The seriousness and the signs of hope for negotiations are embodied in the person Washington sent to Ankara. William Burns is a former US ambassador to Russia and one of the few people in Biden’s administration with a real knowledge of Russia and of Russia’s relations with NATO and the West.
It was then ambassador Burns who, in 2008, warned that “Ukrainian entry into NATO is the brightest of all redlines for the Russian elite (not just Putin).” He warned Secretary of State Condoleezza Rice that “I have yet to find anyone who views Ukraine in NATO as anything other than a direct challenge to Russian interests.” Short even of expansion into Ukraine, Burns called NATO expansion into Eastern Europe “premature at best, and needlessly provocative at worst.” If it came to Ukraine, Burns warned, “There could be no doubt that Putin would fight back hard.”

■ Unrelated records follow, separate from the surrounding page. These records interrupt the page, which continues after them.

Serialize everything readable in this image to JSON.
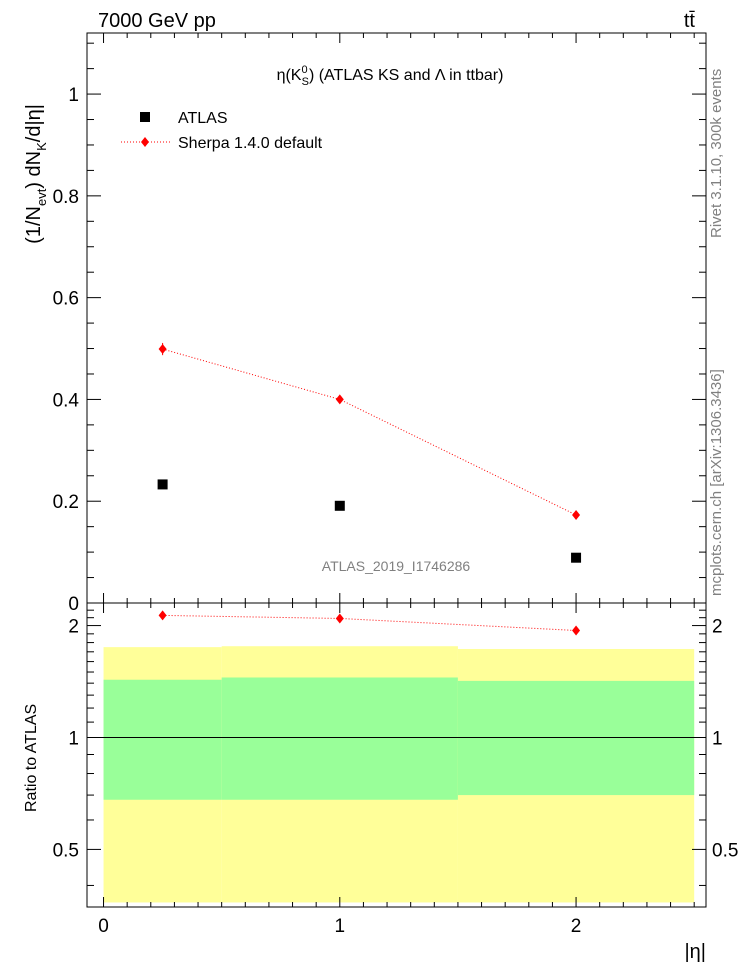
{
  "header": {
    "energy_label": "7000 GeV pp",
    "process_label": "tt̄"
  },
  "side_labels": {
    "rivet": "Rivet 3.1.10,  300k events",
    "mcplots": "mcplots.cern.ch [arXiv:1306.3436]"
  },
  "chart_data": [
    {
      "type": "scatter",
      "title": "η(K⁰S) (ATLAS KS and Λ in ttbar)",
      "watermark": "ATLAS_2019_I1746286",
      "xlabel": "|η|",
      "ylabel": "(1/Nevt) dNK/d|η|",
      "xlim": [
        -0.07,
        2.55
      ],
      "ylim": [
        0,
        1.12
      ],
      "y_ticks": [
        "0",
        "0.2",
        "0.4",
        "0.6",
        "0.8",
        "1"
      ],
      "legend_position": "top-left",
      "series": [
        {
          "name": "ATLAS",
          "marker": "square",
          "color": "#000000",
          "x": [
            0.25,
            1.0,
            2.0
          ],
          "values": [
            0.233,
            0.191,
            0.089
          ]
        },
        {
          "name": "Sherpa 1.4.0 default",
          "marker": "diamond",
          "color": "#ff0000",
          "line": "dotted",
          "x": [
            0.25,
            1.0,
            2.0
          ],
          "values": [
            0.499,
            0.4,
            0.173
          ],
          "errors": [
            0.012,
            0.005,
            0.005
          ]
        }
      ]
    },
    {
      "type": "scatter",
      "title": "",
      "xlabel": "|η|",
      "ylabel": "Ratio to ATLAS",
      "xlim": [
        -0.07,
        2.55
      ],
      "ylim": [
        0.35,
        2.3
      ],
      "log_y": true,
      "x_ticks": [
        "0",
        "1",
        "2"
      ],
      "y_ticks": [
        "0.5",
        "1",
        "2"
      ],
      "reference_line": 1,
      "bands": {
        "bins": [
          [
            0.0,
            0.5
          ],
          [
            0.5,
            1.5
          ],
          [
            1.5,
            2.5
          ]
        ],
        "yellow_low": [
          0.36,
          0.36,
          0.36
        ],
        "yellow_high": [
          1.75,
          1.76,
          1.73
        ],
        "green_low": [
          0.68,
          0.68,
          0.7
        ],
        "green_high": [
          1.43,
          1.45,
          1.42
        ],
        "yellow_color": "#ffff99",
        "green_color": "#99ff99"
      },
      "series": [
        {
          "name": "Sherpa 1.4.0 default / ATLAS",
          "marker": "diamond",
          "color": "#ff0000",
          "line": "dotted",
          "x": [
            0.25,
            1.0,
            2.0
          ],
          "values": [
            2.13,
            2.09,
            1.94
          ]
        }
      ]
    }
  ]
}
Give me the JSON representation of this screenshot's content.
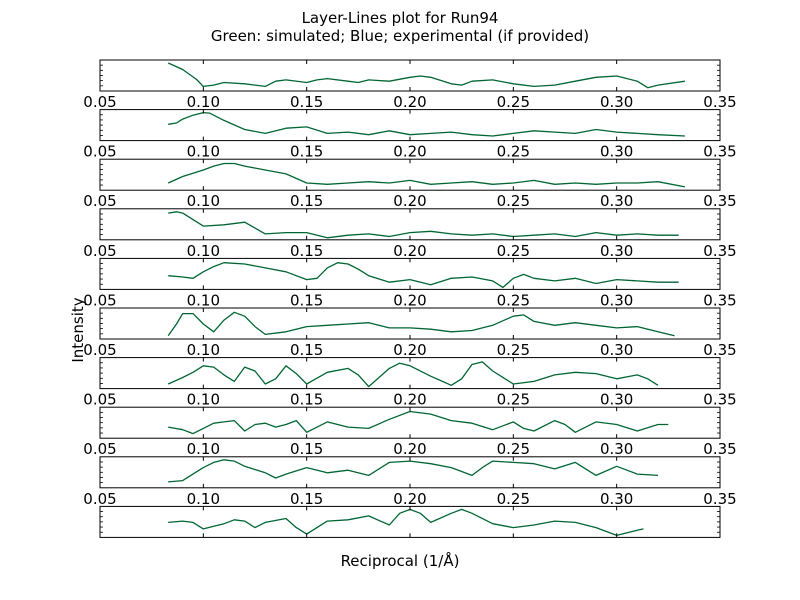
{
  "chart_data": {
    "type": "line",
    "title": "Layer-Lines plot for Run94",
    "subtitle": "Green: simulated; Blue; experimental (if provided)",
    "xlabel": "Reciprocal (1/Å)",
    "ylabel": "Intensity",
    "xlim": [
      0.05,
      0.35
    ],
    "xticks": [
      0.05,
      0.1,
      0.15,
      0.2,
      0.25,
      0.3,
      0.35
    ],
    "xtick_labels": [
      "0.05",
      "0.10",
      "0.15",
      "0.20",
      "0.25",
      "0.30",
      "0.35"
    ],
    "grid": false,
    "line_color": "#006633",
    "ylim": [
      0,
      1
    ],
    "panels": [
      {
        "x": [
          0.083,
          0.09,
          0.097,
          0.1,
          0.105,
          0.11,
          0.12,
          0.13,
          0.135,
          0.14,
          0.15,
          0.155,
          0.16,
          0.17,
          0.175,
          0.18,
          0.19,
          0.2,
          0.205,
          0.21,
          0.22,
          0.225,
          0.23,
          0.24,
          0.25,
          0.26,
          0.27,
          0.28,
          0.29,
          0.3,
          0.31,
          0.315,
          0.32,
          0.333
        ],
        "y": [
          1.0,
          0.75,
          0.35,
          0.1,
          0.15,
          0.25,
          0.2,
          0.1,
          0.3,
          0.35,
          0.25,
          0.35,
          0.4,
          0.3,
          0.25,
          0.35,
          0.3,
          0.45,
          0.5,
          0.45,
          0.2,
          0.15,
          0.3,
          0.35,
          0.2,
          0.1,
          0.15,
          0.3,
          0.45,
          0.5,
          0.3,
          0.05,
          0.15,
          0.3
        ]
      },
      {
        "x": [
          0.083,
          0.087,
          0.09,
          0.095,
          0.1,
          0.103,
          0.105,
          0.11,
          0.12,
          0.13,
          0.14,
          0.15,
          0.16,
          0.17,
          0.18,
          0.19,
          0.2,
          0.21,
          0.22,
          0.23,
          0.24,
          0.25,
          0.26,
          0.27,
          0.28,
          0.29,
          0.3,
          0.31,
          0.32,
          0.333
        ],
        "y": [
          0.55,
          0.6,
          0.75,
          0.9,
          1.0,
          0.98,
          0.9,
          0.7,
          0.35,
          0.2,
          0.4,
          0.45,
          0.2,
          0.25,
          0.15,
          0.3,
          0.15,
          0.2,
          0.25,
          0.15,
          0.1,
          0.2,
          0.3,
          0.25,
          0.2,
          0.35,
          0.25,
          0.2,
          0.15,
          0.1
        ]
      },
      {
        "x": [
          0.083,
          0.09,
          0.1,
          0.105,
          0.11,
          0.115,
          0.12,
          0.13,
          0.14,
          0.15,
          0.16,
          0.17,
          0.18,
          0.19,
          0.2,
          0.21,
          0.22,
          0.23,
          0.24,
          0.25,
          0.26,
          0.27,
          0.28,
          0.29,
          0.3,
          0.31,
          0.32,
          0.333
        ],
        "y": [
          0.2,
          0.45,
          0.7,
          0.85,
          0.95,
          0.95,
          0.85,
          0.7,
          0.55,
          0.2,
          0.15,
          0.2,
          0.25,
          0.2,
          0.3,
          0.15,
          0.2,
          0.25,
          0.15,
          0.2,
          0.3,
          0.15,
          0.2,
          0.15,
          0.2,
          0.2,
          0.25,
          0.05
        ]
      },
      {
        "x": [
          0.083,
          0.087,
          0.09,
          0.095,
          0.1,
          0.11,
          0.12,
          0.13,
          0.14,
          0.15,
          0.16,
          0.17,
          0.18,
          0.19,
          0.2,
          0.21,
          0.22,
          0.23,
          0.24,
          0.25,
          0.26,
          0.27,
          0.28,
          0.29,
          0.3,
          0.31,
          0.32,
          0.33
        ],
        "y": [
          0.95,
          1.0,
          0.95,
          0.7,
          0.45,
          0.5,
          0.6,
          0.15,
          0.2,
          0.2,
          0.0,
          0.1,
          0.15,
          0.05,
          0.2,
          0.25,
          0.15,
          0.1,
          0.15,
          0.05,
          0.1,
          0.15,
          0.05,
          0.2,
          0.1,
          0.15,
          0.1,
          0.1
        ]
      },
      {
        "x": [
          0.083,
          0.09,
          0.095,
          0.1,
          0.105,
          0.11,
          0.12,
          0.13,
          0.14,
          0.15,
          0.155,
          0.16,
          0.165,
          0.17,
          0.175,
          0.18,
          0.19,
          0.2,
          0.21,
          0.22,
          0.23,
          0.24,
          0.245,
          0.25,
          0.255,
          0.26,
          0.27,
          0.28,
          0.29,
          0.3,
          0.31,
          0.32,
          0.33
        ],
        "y": [
          0.45,
          0.4,
          0.35,
          0.6,
          0.8,
          0.95,
          0.9,
          0.75,
          0.6,
          0.3,
          0.35,
          0.75,
          0.95,
          0.9,
          0.7,
          0.45,
          0.2,
          0.3,
          0.1,
          0.35,
          0.4,
          0.25,
          0.0,
          0.35,
          0.5,
          0.35,
          0.25,
          0.35,
          0.15,
          0.3,
          0.25,
          0.2,
          0.2
        ]
      },
      {
        "x": [
          0.083,
          0.087,
          0.09,
          0.095,
          0.1,
          0.105,
          0.11,
          0.115,
          0.12,
          0.125,
          0.13,
          0.14,
          0.15,
          0.16,
          0.17,
          0.18,
          0.19,
          0.2,
          0.21,
          0.22,
          0.23,
          0.24,
          0.25,
          0.255,
          0.26,
          0.27,
          0.28,
          0.29,
          0.3,
          0.31,
          0.32,
          0.328
        ],
        "y": [
          0.05,
          0.5,
          0.9,
          0.9,
          0.5,
          0.2,
          0.65,
          0.95,
          0.8,
          0.4,
          0.1,
          0.2,
          0.4,
          0.45,
          0.5,
          0.55,
          0.35,
          0.35,
          0.3,
          0.2,
          0.25,
          0.45,
          0.8,
          0.85,
          0.6,
          0.45,
          0.55,
          0.45,
          0.35,
          0.4,
          0.2,
          0.05
        ]
      },
      {
        "x": [
          0.083,
          0.09,
          0.095,
          0.1,
          0.105,
          0.11,
          0.115,
          0.12,
          0.125,
          0.13,
          0.135,
          0.14,
          0.145,
          0.15,
          0.16,
          0.17,
          0.175,
          0.18,
          0.19,
          0.195,
          0.2,
          0.21,
          0.22,
          0.225,
          0.23,
          0.235,
          0.24,
          0.25,
          0.26,
          0.27,
          0.28,
          0.29,
          0.3,
          0.31,
          0.315,
          0.32
        ],
        "y": [
          0.1,
          0.35,
          0.55,
          0.8,
          0.75,
          0.45,
          0.2,
          0.75,
          0.6,
          0.1,
          0.3,
          0.8,
          0.5,
          0.1,
          0.55,
          0.7,
          0.45,
          0.0,
          0.7,
          0.9,
          0.8,
          0.4,
          0.05,
          0.3,
          0.85,
          0.95,
          0.6,
          0.1,
          0.2,
          0.45,
          0.55,
          0.5,
          0.3,
          0.45,
          0.3,
          0.05
        ]
      },
      {
        "x": [
          0.083,
          0.09,
          0.095,
          0.1,
          0.105,
          0.11,
          0.115,
          0.12,
          0.125,
          0.13,
          0.135,
          0.14,
          0.145,
          0.15,
          0.16,
          0.17,
          0.18,
          0.19,
          0.2,
          0.21,
          0.22,
          0.23,
          0.24,
          0.245,
          0.25,
          0.255,
          0.26,
          0.27,
          0.275,
          0.28,
          0.29,
          0.3,
          0.31,
          0.32,
          0.325
        ],
        "y": [
          0.35,
          0.25,
          0.1,
          0.3,
          0.5,
          0.55,
          0.6,
          0.2,
          0.45,
          0.5,
          0.35,
          0.45,
          0.6,
          0.15,
          0.55,
          0.35,
          0.3,
          0.65,
          0.95,
          0.85,
          0.6,
          0.5,
          0.25,
          0.4,
          0.55,
          0.3,
          0.2,
          0.6,
          0.45,
          0.15,
          0.55,
          0.45,
          0.2,
          0.45,
          0.45
        ]
      },
      {
        "x": [
          0.083,
          0.09,
          0.1,
          0.105,
          0.11,
          0.115,
          0.12,
          0.13,
          0.135,
          0.14,
          0.15,
          0.16,
          0.17,
          0.18,
          0.19,
          0.2,
          0.21,
          0.22,
          0.23,
          0.235,
          0.24,
          0.25,
          0.26,
          0.27,
          0.28,
          0.29,
          0.3,
          0.31,
          0.32
        ],
        "y": [
          0.15,
          0.2,
          0.7,
          0.9,
          1.0,
          0.95,
          0.75,
          0.5,
          0.3,
          0.45,
          0.7,
          0.5,
          0.6,
          0.4,
          0.9,
          0.95,
          0.85,
          0.7,
          0.4,
          0.7,
          0.95,
          0.9,
          0.85,
          0.65,
          0.9,
          0.4,
          0.75,
          0.45,
          0.4
        ]
      },
      {
        "x": [
          0.083,
          0.09,
          0.095,
          0.1,
          0.105,
          0.11,
          0.115,
          0.12,
          0.125,
          0.13,
          0.14,
          0.145,
          0.15,
          0.16,
          0.17,
          0.18,
          0.19,
          0.195,
          0.2,
          0.205,
          0.21,
          0.22,
          0.225,
          0.23,
          0.24,
          0.25,
          0.26,
          0.27,
          0.28,
          0.29,
          0.3,
          0.31,
          0.313
        ],
        "y": [
          0.5,
          0.55,
          0.5,
          0.25,
          0.35,
          0.45,
          0.6,
          0.55,
          0.3,
          0.5,
          0.65,
          0.3,
          0.05,
          0.55,
          0.6,
          0.75,
          0.4,
          0.85,
          1.0,
          0.85,
          0.5,
          0.85,
          1.0,
          0.85,
          0.45,
          0.3,
          0.4,
          0.55,
          0.5,
          0.3,
          0.0,
          0.2,
          0.25
        ]
      }
    ]
  }
}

Though way overqualified to warn Russia against using a nuclear weapon that they are not going to use, Burns would be an appropriate choice to establish negotiations with Russia over the war in Ukraine and NATO’s relationship with Ukraine.
NATO’s encroachment on Russia’s borders and its arrival in Ukraine is at the heart of the war. On September 30, Zelensky renewed Ukraine’s plea for accelerated NATO membership. But in another hopeful indication that negotiations are being incubated, Zelensky seems to have removed that core demand three times now.

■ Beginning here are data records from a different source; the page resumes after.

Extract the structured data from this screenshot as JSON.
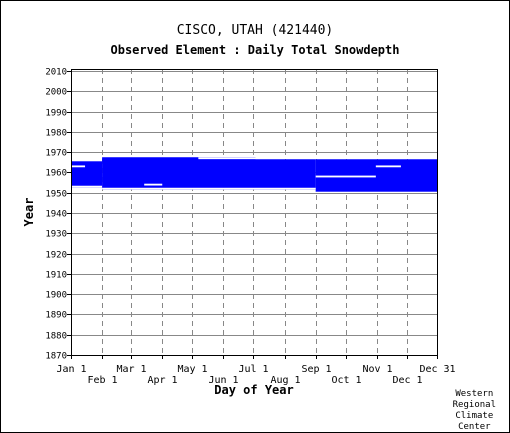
{
  "title": "CISCO, UTAH   (421440)",
  "subtitle": "Observed Element : Daily Total Snowdepth",
  "credit": [
    "Western",
    "Regional",
    "Climate",
    "Center"
  ],
  "colors": {
    "data": "#0000ff",
    "grid": "#888888",
    "axis": "#000000"
  },
  "chart_data": {
    "type": "heatmap",
    "title": "Observed Element : Daily Total Snowdepth",
    "xlabel": "Day of Year",
    "ylabel": "Year",
    "xlim": [
      1,
      366
    ],
    "ylim": [
      1870,
      2011
    ],
    "x_ticks_upper": [
      {
        "label": "Jan 1",
        "day": 1
      },
      {
        "label": "Mar 1",
        "day": 61
      },
      {
        "label": "May 1",
        "day": 122
      },
      {
        "label": "Jul 1",
        "day": 183
      },
      {
        "label": "Sep 1",
        "day": 245
      },
      {
        "label": "Nov 1",
        "day": 306
      },
      {
        "label": "Dec 31",
        "day": 366
      }
    ],
    "x_ticks_lower": [
      {
        "label": "Feb 1",
        "day": 32
      },
      {
        "label": "Apr 1",
        "day": 92
      },
      {
        "label": "Jun 1",
        "day": 153
      },
      {
        "label": "Aug 1",
        "day": 214
      },
      {
        "label": "Oct 1",
        "day": 275
      },
      {
        "label": "Dec 1",
        "day": 336
      }
    ],
    "y_ticks": [
      1870,
      1880,
      1890,
      1900,
      1910,
      1920,
      1930,
      1940,
      1950,
      1960,
      1970,
      1980,
      1990,
      2000,
      2010
    ],
    "grid": true,
    "observed_blocks": [
      {
        "day_start": 1,
        "day_end": 32,
        "year_start": 1953,
        "year_end": 1965
      },
      {
        "day_start": 32,
        "day_end": 185,
        "year_start": 1952,
        "year_end": 1967
      },
      {
        "day_start": 185,
        "day_end": 245,
        "year_start": 1952,
        "year_end": 1966
      },
      {
        "day_start": 245,
        "day_end": 366,
        "year_start": 1951,
        "year_end": 1966
      }
    ],
    "missing_segments": [
      {
        "day_start": 128,
        "day_end": 185,
        "year": 1967
      },
      {
        "day_start": 1,
        "day_end": 15,
        "year": 1963
      },
      {
        "day_start": 305,
        "day_end": 330,
        "year": 1963
      },
      {
        "day_start": 245,
        "day_end": 305,
        "year": 1958
      },
      {
        "day_start": 74,
        "day_end": 92,
        "year": 1954
      },
      {
        "day_start": 1,
        "day_end": 32,
        "year": 1953
      },
      {
        "day_start": 32,
        "day_end": 245,
        "year": 1952
      }
    ]
  }
}
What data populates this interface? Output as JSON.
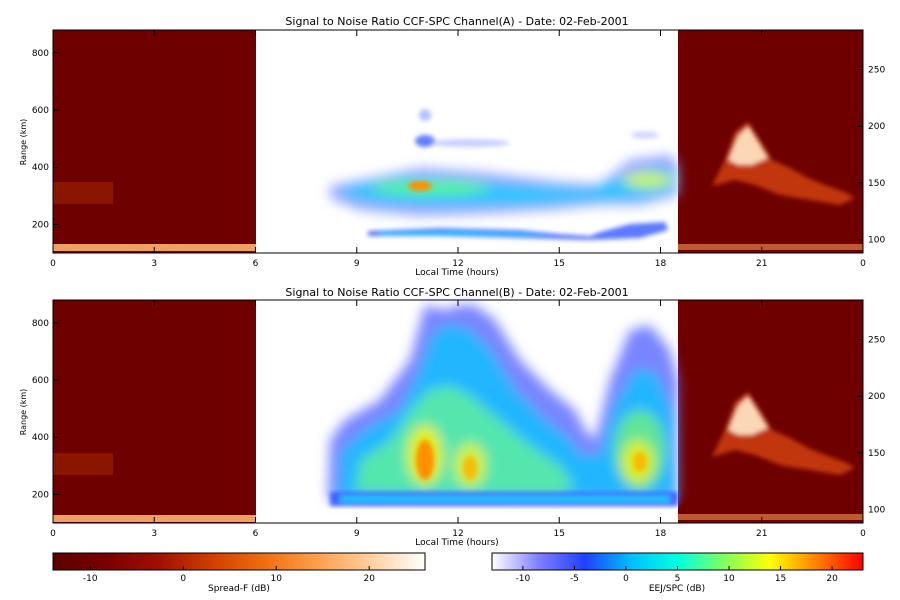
{
  "chart_data": [
    {
      "type": "heatmap",
      "title": "Signal to Noise Ratio CCF-SPC Channel(A) - Date: 02-Feb-2001",
      "xlabel": "Local Time (hours)",
      "ylabel": "Range (km)",
      "xticks": [
        {
          "label": "0",
          "hour": 0
        },
        {
          "label": "3",
          "hour": 3
        },
        {
          "label": "6",
          "hour": 6
        },
        {
          "label": "9",
          "hour": 9
        },
        {
          "label": "12",
          "hour": 12
        },
        {
          "label": "15",
          "hour": 15
        },
        {
          "label": "18",
          "hour": 18
        },
        {
          "label": "21",
          "hour": 21
        },
        {
          "label": "0",
          "hour": 24
        }
      ],
      "yticks": [
        "200",
        "400",
        "600",
        "800"
      ],
      "y_right_ticks": [
        "100",
        "150",
        "200",
        "250"
      ],
      "ylim": [
        100,
        880
      ],
      "y_right_lim": [
        88,
        285
      ],
      "regions": [
        {
          "kind": "Spread-F",
          "hours": [
            0,
            6
          ]
        },
        {
          "kind": "EEJ/SPC",
          "hours": [
            6,
            18.5
          ]
        },
        {
          "kind": "Spread-F",
          "hours": [
            18.5,
            24
          ]
        }
      ],
      "features": [
        {
          "hours": [
            8.0,
            18.6
          ],
          "range_km": [
            270,
            400
          ],
          "peak_db": 18
        },
        {
          "hours": [
            10.2,
            11.8
          ],
          "range_km": [
            280,
            360
          ],
          "peak_db": 15
        },
        {
          "hours": [
            9.5,
            18.0
          ],
          "range_km": [
            150,
            195
          ],
          "peak_db": 2
        }
      ]
    },
    {
      "type": "heatmap",
      "title": "Signal to Noise Ratio CCF-SPC Channel(B) - Date: 02-Feb-2001",
      "xlabel": "Local Time (hours)",
      "ylabel": "Range (km)",
      "xticks": [
        {
          "label": "0",
          "hour": 0
        },
        {
          "label": "3",
          "hour": 3
        },
        {
          "label": "6",
          "hour": 6
        },
        {
          "label": "9",
          "hour": 9
        },
        {
          "label": "12",
          "hour": 12
        },
        {
          "label": "15",
          "hour": 15
        },
        {
          "label": "18",
          "hour": 18
        },
        {
          "label": "21",
          "hour": 21
        },
        {
          "label": "0",
          "hour": 24
        }
      ],
      "yticks": [
        "200",
        "400",
        "600",
        "800"
      ],
      "y_right_ticks": [
        "100",
        "150",
        "200",
        "250"
      ],
      "ylim": [
        100,
        880
      ],
      "y_right_lim": [
        88,
        285
      ],
      "regions": [
        {
          "kind": "Spread-F",
          "hours": [
            0,
            6
          ]
        },
        {
          "kind": "EEJ/SPC",
          "hours": [
            6,
            18.5
          ]
        },
        {
          "kind": "Spread-F",
          "hours": [
            18.5,
            24
          ]
        }
      ],
      "features": [
        {
          "hours": [
            8.2,
            16.0
          ],
          "range_km": [
            160,
            880
          ],
          "peak_db": 15
        },
        {
          "hours": [
            10.5,
            11.5
          ],
          "range_km": [
            250,
            380
          ],
          "peak_db": 16
        },
        {
          "hours": [
            16.2,
            18.5
          ],
          "range_km": [
            160,
            740
          ],
          "peak_db": 12
        }
      ]
    }
  ],
  "colorbars": [
    {
      "label": "Spread-F (dB)",
      "ticks": [
        "-10",
        "0",
        "10",
        "20"
      ],
      "range_db": [
        -14,
        26
      ],
      "colors": [
        "#5c0000",
        "#7a0000",
        "#a01000",
        "#d04000",
        "#f07010",
        "#ffa050",
        "#ffd0a0",
        "#ffffff"
      ]
    },
    {
      "label": "EEJ/SPC (dB)",
      "ticks": [
        "-10",
        "-5",
        "0",
        "5",
        "10",
        "15",
        "20"
      ],
      "range_db": [
        -13,
        23
      ],
      "colors": [
        "#ffffff",
        "#8080ff",
        "#2040ff",
        "#00c0ff",
        "#00ffe0",
        "#80ff60",
        "#ffff00",
        "#ff8000",
        "#ff0000"
      ]
    }
  ]
}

When Zelensky made his November 8 announcement of a willingness to talk to Putin, he included a list of preconditions, including "restoration of [Ukraine’s] territorial integrity … compensation for all war damage, punishment for every war criminal and guarantees that it will not happen again." He did not include NATO membership.
Then on November 10, Ukrainian defense minister Oleksii Reznikov took Zelensky’s formulation of "De facto, we have already completed our path to NATO. Today, Ukraine is applying to make it de jure" and subtly amended it. His updated formulation maintained the first part, "We have become a NATO partner de facto right now" but changed the second part to "It doesn’t matter when we become a member of the NATO alliance de jure." With that subtle reformulation, Ukraine may have accepted a de facto membership in NATO that falls short of a de jure one.

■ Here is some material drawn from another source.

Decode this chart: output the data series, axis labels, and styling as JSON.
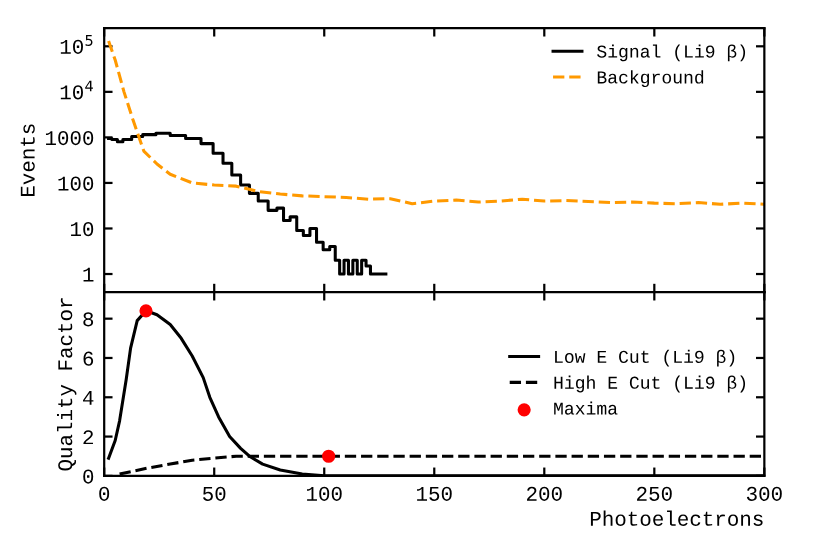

Then, via video link at the G20 summit in Indonesia, Zelensky dropped the NATO demand for a third time. Zelensky presented a ten-point peace plan. He said then when all the points "are implemented . . . a document confirming the end of the war should be signed by the parties.” Zelensky’s ten points include "preventing ecocide in Ukraine, punishing those responsible for war crimes, withdrawing all Russian troops from the territory of Ukraine, restoration of Ukraine’s territorial integrity . . . the release of all prisoners of war and deportees [and] ensuring energy security, food security, and nuclear safety." Not to be found in the ten points was any mention of NATO membership for Ukraine.
Diplomacy has a long way to go, and more compromises will have to be made by both sides. Russian Foreign Minister Sergey Lavrov, who was present for Zelensky’s presentation at the G20 summit, saw the ten-point plan as confirmation that Ukraine’s preconditions for ending the war were unrealistic. He said "the only conclusion" he could reach after the presentation was that Zelensky "so far takes no Western suggestion" to be more flexible and to negotiate. But a faint pulse can be felt in the seemingly dead diplomacy. There is a change in tone and there are signs that some sort of early negotiations may already have begun.
Ted Snider has a graduate degree in philosophy and writes on analyzing patterns in US foreign policy and history.